Ummon asked the head monk, “What sutra are you lecturing on?”
“The Nirvana Sutra,” replied the monk.
“The Nirvana Sutra has the four nirvana virtues, hasn’t it?” asked Ummon.
“It has,” the head monk agreed.
Picking up a cup, Ummon asked, “How many virtues has this?”
“None at all,” said the monk.
“But ancient people said it had, didn’t they?” said Ummon. “What do you think of what they said?”
Ummon struck the cup and asked, “You understand?”
“No,” said the monk.
“Then,” said Ummon, “you had better go on with your lectures on the sutra.”
On another occasion, a monk said to Ummon, “I ask you, master, to deliver a learner from darkness and illusion quickly!”
Ummon said, “What is the price of rice in Joshu?”

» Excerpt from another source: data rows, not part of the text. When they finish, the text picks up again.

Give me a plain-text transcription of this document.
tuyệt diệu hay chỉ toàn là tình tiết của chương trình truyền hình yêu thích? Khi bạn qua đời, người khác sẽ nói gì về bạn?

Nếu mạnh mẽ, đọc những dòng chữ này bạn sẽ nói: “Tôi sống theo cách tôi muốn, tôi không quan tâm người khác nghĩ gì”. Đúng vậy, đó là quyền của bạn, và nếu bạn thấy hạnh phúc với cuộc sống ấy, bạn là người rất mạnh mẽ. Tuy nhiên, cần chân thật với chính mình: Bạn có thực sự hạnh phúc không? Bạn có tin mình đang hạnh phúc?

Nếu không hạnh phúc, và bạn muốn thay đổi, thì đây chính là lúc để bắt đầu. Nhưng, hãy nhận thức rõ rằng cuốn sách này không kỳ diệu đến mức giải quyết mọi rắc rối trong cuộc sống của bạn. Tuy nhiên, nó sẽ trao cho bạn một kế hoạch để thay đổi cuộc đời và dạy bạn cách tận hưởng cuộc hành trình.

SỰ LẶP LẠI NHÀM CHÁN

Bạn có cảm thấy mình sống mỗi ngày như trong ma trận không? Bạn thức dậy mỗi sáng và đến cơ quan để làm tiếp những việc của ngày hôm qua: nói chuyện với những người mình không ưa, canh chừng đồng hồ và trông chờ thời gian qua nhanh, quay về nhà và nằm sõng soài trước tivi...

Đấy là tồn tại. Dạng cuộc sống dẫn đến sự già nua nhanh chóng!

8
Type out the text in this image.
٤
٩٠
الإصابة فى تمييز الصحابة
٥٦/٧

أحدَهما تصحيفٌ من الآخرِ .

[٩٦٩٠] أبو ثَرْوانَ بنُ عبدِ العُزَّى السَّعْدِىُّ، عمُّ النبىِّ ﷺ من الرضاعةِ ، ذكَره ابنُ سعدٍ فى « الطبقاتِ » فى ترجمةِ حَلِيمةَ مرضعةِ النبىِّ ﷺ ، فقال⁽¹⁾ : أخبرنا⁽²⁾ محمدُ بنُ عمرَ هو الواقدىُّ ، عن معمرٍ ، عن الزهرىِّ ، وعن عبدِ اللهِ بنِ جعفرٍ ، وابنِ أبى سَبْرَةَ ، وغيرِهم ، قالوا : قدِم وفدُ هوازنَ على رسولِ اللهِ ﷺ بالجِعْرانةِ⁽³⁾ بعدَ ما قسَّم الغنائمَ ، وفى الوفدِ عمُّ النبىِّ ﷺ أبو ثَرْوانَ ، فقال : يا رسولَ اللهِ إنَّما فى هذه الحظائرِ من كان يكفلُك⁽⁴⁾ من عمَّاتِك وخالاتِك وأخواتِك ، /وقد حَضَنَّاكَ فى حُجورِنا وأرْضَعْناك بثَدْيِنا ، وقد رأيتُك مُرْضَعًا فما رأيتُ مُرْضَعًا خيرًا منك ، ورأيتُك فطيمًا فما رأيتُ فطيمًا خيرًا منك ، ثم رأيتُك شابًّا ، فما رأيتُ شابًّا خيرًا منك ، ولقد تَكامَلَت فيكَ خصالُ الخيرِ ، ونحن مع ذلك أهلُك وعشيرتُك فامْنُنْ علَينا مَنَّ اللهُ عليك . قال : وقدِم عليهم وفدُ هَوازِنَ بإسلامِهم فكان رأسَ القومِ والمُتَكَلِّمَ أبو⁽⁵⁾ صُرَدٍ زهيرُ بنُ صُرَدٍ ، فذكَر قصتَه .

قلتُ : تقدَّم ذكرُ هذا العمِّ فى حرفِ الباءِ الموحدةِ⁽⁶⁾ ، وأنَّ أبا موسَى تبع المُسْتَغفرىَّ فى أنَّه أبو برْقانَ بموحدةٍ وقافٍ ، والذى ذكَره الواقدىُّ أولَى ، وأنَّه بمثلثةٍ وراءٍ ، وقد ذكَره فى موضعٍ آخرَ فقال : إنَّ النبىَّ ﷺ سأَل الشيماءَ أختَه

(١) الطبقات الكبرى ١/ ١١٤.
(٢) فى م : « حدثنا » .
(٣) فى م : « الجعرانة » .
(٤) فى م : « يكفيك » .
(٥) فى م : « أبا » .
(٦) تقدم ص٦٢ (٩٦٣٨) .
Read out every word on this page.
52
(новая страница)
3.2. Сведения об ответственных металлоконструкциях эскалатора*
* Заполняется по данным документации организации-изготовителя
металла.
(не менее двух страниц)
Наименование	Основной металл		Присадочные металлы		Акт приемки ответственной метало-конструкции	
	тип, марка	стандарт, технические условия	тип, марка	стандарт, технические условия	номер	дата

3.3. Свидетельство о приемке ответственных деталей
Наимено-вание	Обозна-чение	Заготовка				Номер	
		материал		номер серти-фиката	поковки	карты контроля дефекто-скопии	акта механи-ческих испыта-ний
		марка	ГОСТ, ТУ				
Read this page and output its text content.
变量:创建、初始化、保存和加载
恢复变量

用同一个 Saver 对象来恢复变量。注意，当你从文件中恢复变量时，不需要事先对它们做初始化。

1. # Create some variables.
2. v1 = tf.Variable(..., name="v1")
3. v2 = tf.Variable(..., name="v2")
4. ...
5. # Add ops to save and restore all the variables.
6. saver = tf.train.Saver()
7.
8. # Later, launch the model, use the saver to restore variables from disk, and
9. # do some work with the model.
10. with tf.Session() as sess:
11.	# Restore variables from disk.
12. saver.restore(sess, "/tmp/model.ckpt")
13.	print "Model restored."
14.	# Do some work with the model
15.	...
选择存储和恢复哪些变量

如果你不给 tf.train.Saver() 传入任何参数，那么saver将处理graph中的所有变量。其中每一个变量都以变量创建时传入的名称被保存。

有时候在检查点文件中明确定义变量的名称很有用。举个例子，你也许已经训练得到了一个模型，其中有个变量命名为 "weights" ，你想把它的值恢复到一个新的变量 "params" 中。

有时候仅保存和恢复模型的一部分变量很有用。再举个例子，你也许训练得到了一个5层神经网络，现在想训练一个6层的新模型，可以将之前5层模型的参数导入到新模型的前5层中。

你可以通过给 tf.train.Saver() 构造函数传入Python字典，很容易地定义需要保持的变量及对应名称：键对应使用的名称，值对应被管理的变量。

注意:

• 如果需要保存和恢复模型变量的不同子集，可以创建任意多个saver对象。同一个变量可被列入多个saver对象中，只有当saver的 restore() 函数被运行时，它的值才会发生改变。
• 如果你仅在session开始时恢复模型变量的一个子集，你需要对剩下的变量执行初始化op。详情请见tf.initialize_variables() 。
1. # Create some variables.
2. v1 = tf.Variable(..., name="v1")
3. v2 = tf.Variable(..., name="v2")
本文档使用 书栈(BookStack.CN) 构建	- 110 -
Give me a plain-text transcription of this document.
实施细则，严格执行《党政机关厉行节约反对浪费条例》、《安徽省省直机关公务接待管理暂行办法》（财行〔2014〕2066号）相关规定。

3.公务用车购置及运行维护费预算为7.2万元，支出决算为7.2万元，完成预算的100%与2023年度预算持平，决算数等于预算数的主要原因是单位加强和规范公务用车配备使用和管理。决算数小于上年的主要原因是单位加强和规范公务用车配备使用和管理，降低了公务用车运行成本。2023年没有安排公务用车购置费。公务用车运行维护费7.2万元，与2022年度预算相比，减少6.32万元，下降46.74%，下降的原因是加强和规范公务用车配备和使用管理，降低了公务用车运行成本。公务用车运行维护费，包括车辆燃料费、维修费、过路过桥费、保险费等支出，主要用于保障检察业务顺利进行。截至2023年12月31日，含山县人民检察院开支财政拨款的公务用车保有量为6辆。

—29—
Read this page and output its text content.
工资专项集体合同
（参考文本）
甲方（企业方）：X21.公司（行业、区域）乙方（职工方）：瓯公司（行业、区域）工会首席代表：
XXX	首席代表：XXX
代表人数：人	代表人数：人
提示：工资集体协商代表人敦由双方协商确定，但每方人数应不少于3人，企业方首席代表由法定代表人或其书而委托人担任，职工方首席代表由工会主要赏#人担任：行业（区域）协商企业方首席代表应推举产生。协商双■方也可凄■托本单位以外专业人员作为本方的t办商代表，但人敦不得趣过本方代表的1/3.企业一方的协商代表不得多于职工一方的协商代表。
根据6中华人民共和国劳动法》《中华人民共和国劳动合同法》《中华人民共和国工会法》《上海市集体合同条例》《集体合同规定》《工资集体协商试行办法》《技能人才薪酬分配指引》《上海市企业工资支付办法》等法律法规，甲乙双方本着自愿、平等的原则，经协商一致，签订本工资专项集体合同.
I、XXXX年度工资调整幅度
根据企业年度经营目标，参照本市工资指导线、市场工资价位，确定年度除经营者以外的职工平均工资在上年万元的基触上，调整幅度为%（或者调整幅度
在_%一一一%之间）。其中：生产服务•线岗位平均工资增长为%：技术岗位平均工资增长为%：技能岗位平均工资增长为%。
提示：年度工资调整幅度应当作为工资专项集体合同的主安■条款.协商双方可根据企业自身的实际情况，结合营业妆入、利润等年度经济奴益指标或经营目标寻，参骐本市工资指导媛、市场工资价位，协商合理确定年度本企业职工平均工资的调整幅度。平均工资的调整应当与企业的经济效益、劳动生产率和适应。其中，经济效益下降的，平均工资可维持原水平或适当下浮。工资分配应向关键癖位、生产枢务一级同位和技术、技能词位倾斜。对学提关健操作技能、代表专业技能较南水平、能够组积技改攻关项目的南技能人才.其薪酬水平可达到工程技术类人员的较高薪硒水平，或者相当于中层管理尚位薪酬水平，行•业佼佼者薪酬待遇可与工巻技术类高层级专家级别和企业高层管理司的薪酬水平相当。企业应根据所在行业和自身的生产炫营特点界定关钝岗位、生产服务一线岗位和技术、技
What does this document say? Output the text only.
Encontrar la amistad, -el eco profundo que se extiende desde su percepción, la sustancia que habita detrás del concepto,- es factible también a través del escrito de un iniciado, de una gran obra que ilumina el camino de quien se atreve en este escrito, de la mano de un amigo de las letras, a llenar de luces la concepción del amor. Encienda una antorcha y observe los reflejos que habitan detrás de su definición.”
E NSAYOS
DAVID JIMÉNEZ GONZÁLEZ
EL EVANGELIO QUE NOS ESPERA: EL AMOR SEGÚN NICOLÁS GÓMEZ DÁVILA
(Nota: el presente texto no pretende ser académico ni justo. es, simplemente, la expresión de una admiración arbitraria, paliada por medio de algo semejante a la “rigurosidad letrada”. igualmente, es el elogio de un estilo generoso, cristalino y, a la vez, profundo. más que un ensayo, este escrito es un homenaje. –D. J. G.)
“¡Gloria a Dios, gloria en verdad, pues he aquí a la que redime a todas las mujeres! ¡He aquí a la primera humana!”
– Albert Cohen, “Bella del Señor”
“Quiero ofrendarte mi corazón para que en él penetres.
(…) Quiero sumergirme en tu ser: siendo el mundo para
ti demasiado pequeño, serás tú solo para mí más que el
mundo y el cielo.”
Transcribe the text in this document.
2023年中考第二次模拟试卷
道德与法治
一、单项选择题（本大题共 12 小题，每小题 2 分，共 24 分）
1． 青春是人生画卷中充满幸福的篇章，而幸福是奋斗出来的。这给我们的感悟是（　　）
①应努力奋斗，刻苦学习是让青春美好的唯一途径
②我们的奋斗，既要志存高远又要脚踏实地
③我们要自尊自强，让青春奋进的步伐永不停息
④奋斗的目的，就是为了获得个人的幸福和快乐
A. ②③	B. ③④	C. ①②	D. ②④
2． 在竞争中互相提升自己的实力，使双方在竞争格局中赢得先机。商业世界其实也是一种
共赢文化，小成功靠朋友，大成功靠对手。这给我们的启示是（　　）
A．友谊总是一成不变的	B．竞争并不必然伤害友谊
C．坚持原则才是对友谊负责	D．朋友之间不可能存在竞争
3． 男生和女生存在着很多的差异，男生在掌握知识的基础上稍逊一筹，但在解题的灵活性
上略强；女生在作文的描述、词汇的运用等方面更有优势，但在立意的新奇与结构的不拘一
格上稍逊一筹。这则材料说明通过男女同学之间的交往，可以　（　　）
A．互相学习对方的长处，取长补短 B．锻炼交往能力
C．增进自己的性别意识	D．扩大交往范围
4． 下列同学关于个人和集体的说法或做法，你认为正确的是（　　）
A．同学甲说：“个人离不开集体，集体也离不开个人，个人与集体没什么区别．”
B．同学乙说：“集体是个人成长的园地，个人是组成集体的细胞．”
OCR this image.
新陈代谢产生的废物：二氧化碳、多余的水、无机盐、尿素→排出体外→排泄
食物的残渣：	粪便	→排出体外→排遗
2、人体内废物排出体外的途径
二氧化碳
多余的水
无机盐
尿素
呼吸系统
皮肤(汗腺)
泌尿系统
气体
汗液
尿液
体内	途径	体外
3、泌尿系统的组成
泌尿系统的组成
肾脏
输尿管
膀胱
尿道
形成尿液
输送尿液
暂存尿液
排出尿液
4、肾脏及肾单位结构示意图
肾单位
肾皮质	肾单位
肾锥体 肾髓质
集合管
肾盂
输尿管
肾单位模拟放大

A philosophical monk asked Baso, “What teaching does the Zen sect propagate?”
Baso returned the question, and said, “How about you?”
The monk answered, “I am lecturing on as many as twenty different sutras and sastras.”
Baso exclaimed, “You are a lion’s whelp indeed!”
The monk said, “You are very kind.”
Baso breathed out strongly.
“That’s the real thing!” cried the monk.
“What do you mean, ‘real thing,’ may I ask?” said Baso.
“It’s the lion emerging from its den!” said the monk.
Baso was silent.
“That also is the real thing!” exclaimed the monk.
“How so?” asked Baso.
“It’s the lion entering its den!” said the monk.
“How about when the lion is neither coming out nor entering?” asked Baso.
The monk was silent. He began to take his leave, and was going out of the door when Baso called him, “Oh, monk!” The monk turned round and Baso said, “How about it?” The monk made no response, and Baso exclaimed, “Oh, man of little sense!”
Maneesha, before I enter into the beautiful world of Zen, I have to make a statement about the ugly world that surrounds us.
Hasya has been on a world tour with a project of creating the atmosphere amongst scientists, artists, painters, musicians, for a World Academy which belongs to no race, to no religion, to no nation, and whose absolute concern is the whole world.
She is back just today, and she reported to me that she had gone to see the chief editor of the German newspaper, Die Welt. The journalist who had taken her was immensely interested in the project and wanted to write a detailed article about it. He could see the potential of a World Academy of Creative Science, Art and Consciousness as a defense against those who are preparing to destroy the whole world in nuclear warfare.
But the journalist, of course, wanted to ask the permission of the chief editor. Coming out of the chief editor’s office he told Hasya that the man had thumped the table and shouted, “I am a Christian and I will protect the fatherland!” when the journalist had said he wanted to write a positive article about Osho.
What kind of Christianity is this? Thumping on the table is showing your immense violence. It does not indicate any relationship with Jesus, who said, “Love your enemies,” and even, “Love your neighbors.” Unfortunately he forgot to say, “Love your tables!” They are absolutely innocent. Thumping the table and calling himself a Christian is contradictory: either start learning drum-beating, or be a Christian. To be a Christian is, in its essence, a message of love.